The numbers of Māori and Pasifika midwives are to be increased.
Associate Minister of Health Dr Ayesha Verrall announced the initiative at the Auckland University of Technology campus today.
The initiative is said to address the serious shortage of Māori and Pasifika midwives in New Zealand, to address racial inequities, and to provide cultural
understanding and safety for Māori and Pasifika mothers.
Less than 10 per cent of midwives identify as Māori as their first, second, or third ethnicity, and less than 3 per cent as Pasifika. The population of women giving birth is 20 per cent Māori and 10 per cent Pasifika, rising to 27 per cent in South Auckland.
There are five midwifery education providers who will work together to support the success of Māori and Pasifika students who are set to reflect the communities who are under-represented.
The ministry has provided $6 million over the next four years for a liaison person at each institution to provide wraparound care, academic support and to actively recruit Māori and Pasifika.
A discretionary hardship fund for students in need will also be available to assist working mothers who are commonly balancing parenthood responsibilities as well as their studies.
Te Ara ō Hine for Māori and Tapu Ora for Pasifika will be developed by Māori and Pacific midwifery educators, students, new graduates and stakeholders from Auckland University of Technology (AUT), Te Herenga Waka-Victoria University of Wellington, Otago Polytechnic, Ara Institute of Canterbury (Ara) and Waikato Institute of Technology (Wintec).
An additional $370,000, which was contributed in 2019 for Pacific midwifery and nursing undergraduate support, will also go towards Te Ara ō Hine – Tapu Ora.
Te Ara ō Hine and Tapu Ora is believed to help determine why inequities exist in our institutions and how educators who work collaboratively can change them, as a reflection of their roles as Treaty partners.
AUT fourth-year midwifery student Rose Leauga (Kuki Airani) says she is excited develop a Pasifika-focused health model that specifically resonates with Pasifika people, steering away from the Western lens.
"At the beginning [of the course], there wasn't any course content specific to how we absorbed information. It was very westernised, even the models of health.
"When I did the Māori paper, that felt more comfortable. I think it's because our cultures learn different, through stories, through oral traditions.
"They [Māori and Pasifika] should have their own. It should be very specific to the people that you're working with."
Shannon Paahi, AUT second-year midwifery student, says Māori women who are interested in taking midwifery studies often feel discouraged but says Te Ara ō Hine will change that.
Paahi says birthing experiences for Māori women isn't always ideal due to a shortage of Māori midwives, and lack of resources.

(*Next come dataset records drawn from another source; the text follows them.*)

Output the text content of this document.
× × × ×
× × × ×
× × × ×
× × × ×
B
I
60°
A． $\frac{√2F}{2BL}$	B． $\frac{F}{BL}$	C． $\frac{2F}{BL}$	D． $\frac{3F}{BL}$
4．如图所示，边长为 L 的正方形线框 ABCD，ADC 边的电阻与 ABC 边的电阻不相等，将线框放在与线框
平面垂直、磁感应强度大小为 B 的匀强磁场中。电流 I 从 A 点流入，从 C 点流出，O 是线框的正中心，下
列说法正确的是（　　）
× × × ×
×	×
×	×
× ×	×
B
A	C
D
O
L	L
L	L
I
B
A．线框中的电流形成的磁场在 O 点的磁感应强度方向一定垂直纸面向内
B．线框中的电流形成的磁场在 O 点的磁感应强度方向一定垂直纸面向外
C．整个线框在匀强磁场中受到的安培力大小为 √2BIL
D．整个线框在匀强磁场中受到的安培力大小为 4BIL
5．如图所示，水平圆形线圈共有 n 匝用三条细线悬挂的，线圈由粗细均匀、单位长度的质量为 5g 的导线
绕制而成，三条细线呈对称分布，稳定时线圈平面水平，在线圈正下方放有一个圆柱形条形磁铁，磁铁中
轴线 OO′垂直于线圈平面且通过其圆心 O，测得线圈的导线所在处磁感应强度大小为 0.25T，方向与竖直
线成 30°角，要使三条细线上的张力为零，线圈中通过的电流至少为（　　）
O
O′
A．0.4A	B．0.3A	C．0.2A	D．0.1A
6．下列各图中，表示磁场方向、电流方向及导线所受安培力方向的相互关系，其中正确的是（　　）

"I'm hoping we'll be able to utilise our traditional practises more. Currently we do a lot with our educators but I feel like we will do more."
National Pacific lead, Ngatepaeru Marsters, says a "workforce which reflects its community results in a positive impact on outcomes".

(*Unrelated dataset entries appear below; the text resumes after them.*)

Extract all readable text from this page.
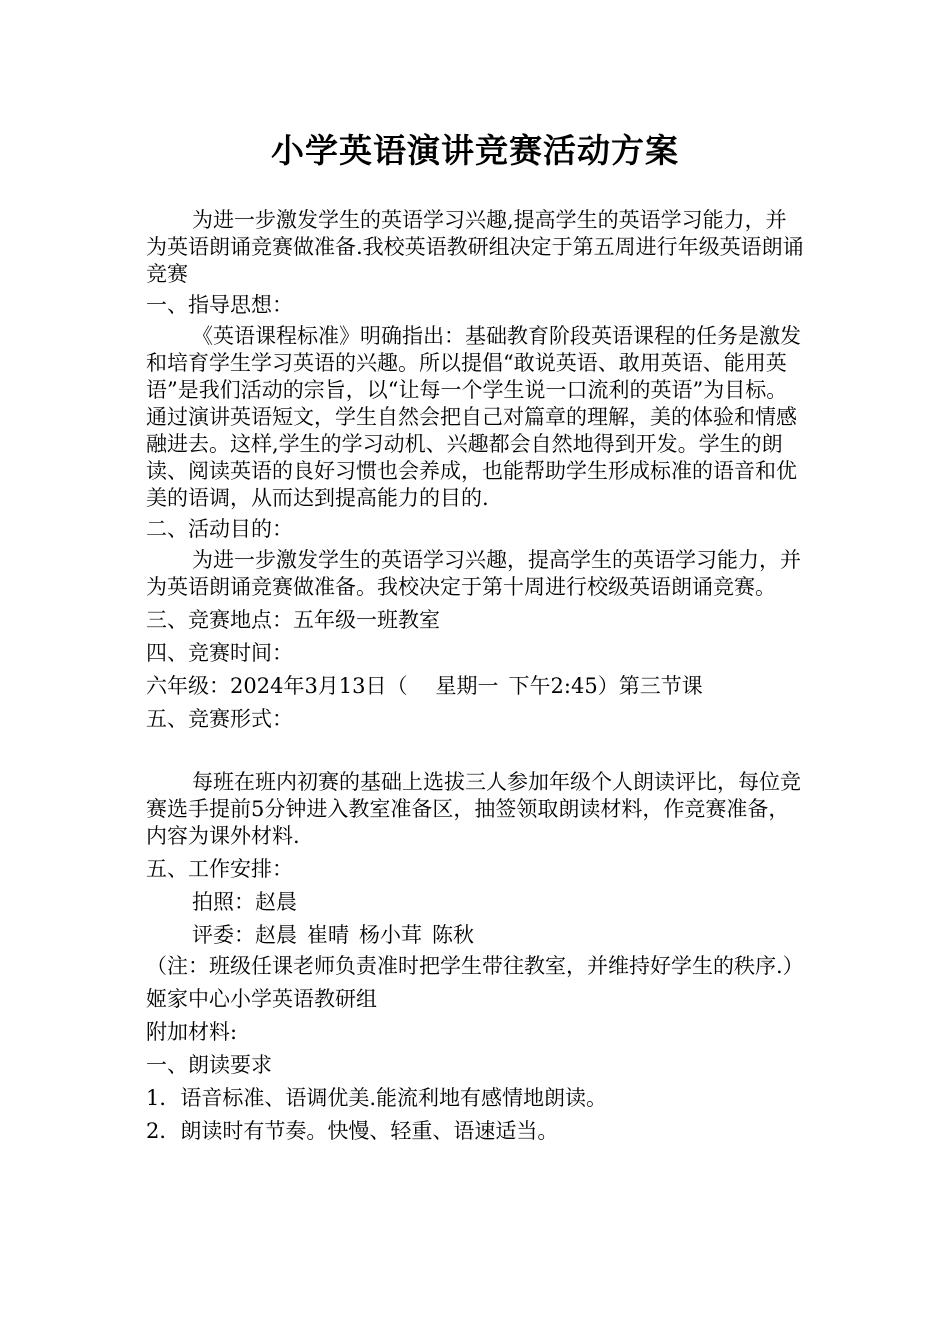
小学英语演讲竞赛活动方案

为进一步激发学生的英语学习兴趣,提高学生的英语学习能力，并为英语朗诵竞赛做准备.我校英语教研组决定于第五周进行年级英语朗诵竞赛

一、指导思想：

《英语课程标准》明确指出：基础教育阶段英语课程的任务是激发和培育学生学习英语的兴趣。所以提倡“敢说英语、敢用英语、能用英语”是我们活动的宗旨，以“让每一个学生说一口流利的英语”为目标。通过演讲英语短文，学生自然会把自己对篇章的理解，美的体验和情感融进去。这样,学生的学习动机、兴趣都会自然地得到开发。学生的朗读、阅读英语的良好习惯也会养成，也能帮助学生形成标准的语音和优美的语调，从而达到提高能力的目的.

二、活动目的：

为进一步激发学生的英语学习兴趣，提高学生的英语学习能力，并为英语朗诵竞赛做准备。我校决定于第十周进行校级英语朗诵竞赛。

三、竞赛地点：五年级一班教室

四、竞赛时间：

六年级：2024年3月13日（ 星期一 下午2:45）第三节课

五、竞赛形式：

每班在班内初赛的基础上选拔三人参加年级个人朗读评比，每位竞赛选手提前5分钟进入教室准备区，抽签领取朗读材料，作竞赛准备，内容为课外材料.

五、工作安排：

拍照：赵晨

评委：赵晨 崔晴 杨小茸 陈秋

（注：班级任课老师负责准时把学生带往教室，并维持好学生的秩序.）

姬家中心小学英语教研组

附加材料:

一、朗读要求

1．语音标准、语调优美.能流利地有感情地朗读。

2．朗读时有节奏。快慢、轻重、语速适当。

"We want Māori and Pasifika thinking about a midwifery career, to know they will be supported in their study to graduate and go on to a deeply rewarding career that makes an overwhelming positive difference to whānau, communities and Aotearoa as a whole."
From personal experience, Marsters told the Herald it was her work on the field as a midwife in South Auckland that made her more compassionate and willing to see change in what is taught to midwifery students.
"It's hard not to be touched by our communities," she said.
"You have to have the ability to not be judgmental. These families don't plan to be in rough situations or to have lack of resources."
Marsters says the new initiative is a "win win situation" for all women, not just Māori and Pasifika.
National Māori lead Teresa Krishnan says they are aiming to triple the number of Māori and quadruple the number of Pasifika undergraduate midwifery students year on year for the next five years.
"We will then see them through to a successful graduation. This funding enables us to continue our mahi to achieve those outcomes."
The Ara ō Hine - Tapu Ora aligns with Whakamaua, the Māori Health Action Plan and Ola Manuia, the Pacific Health and Wellbeing 2020 – 2025 Action Plan.
It was also one of the actions agreed to in the Midwifery Workforce Accord in 2019, which was to better support midwives in training, particularly Māori and Pasifika.
AUT holds the contract with the Ministry of Health and will have a memorandum of understanding with the four other education providers.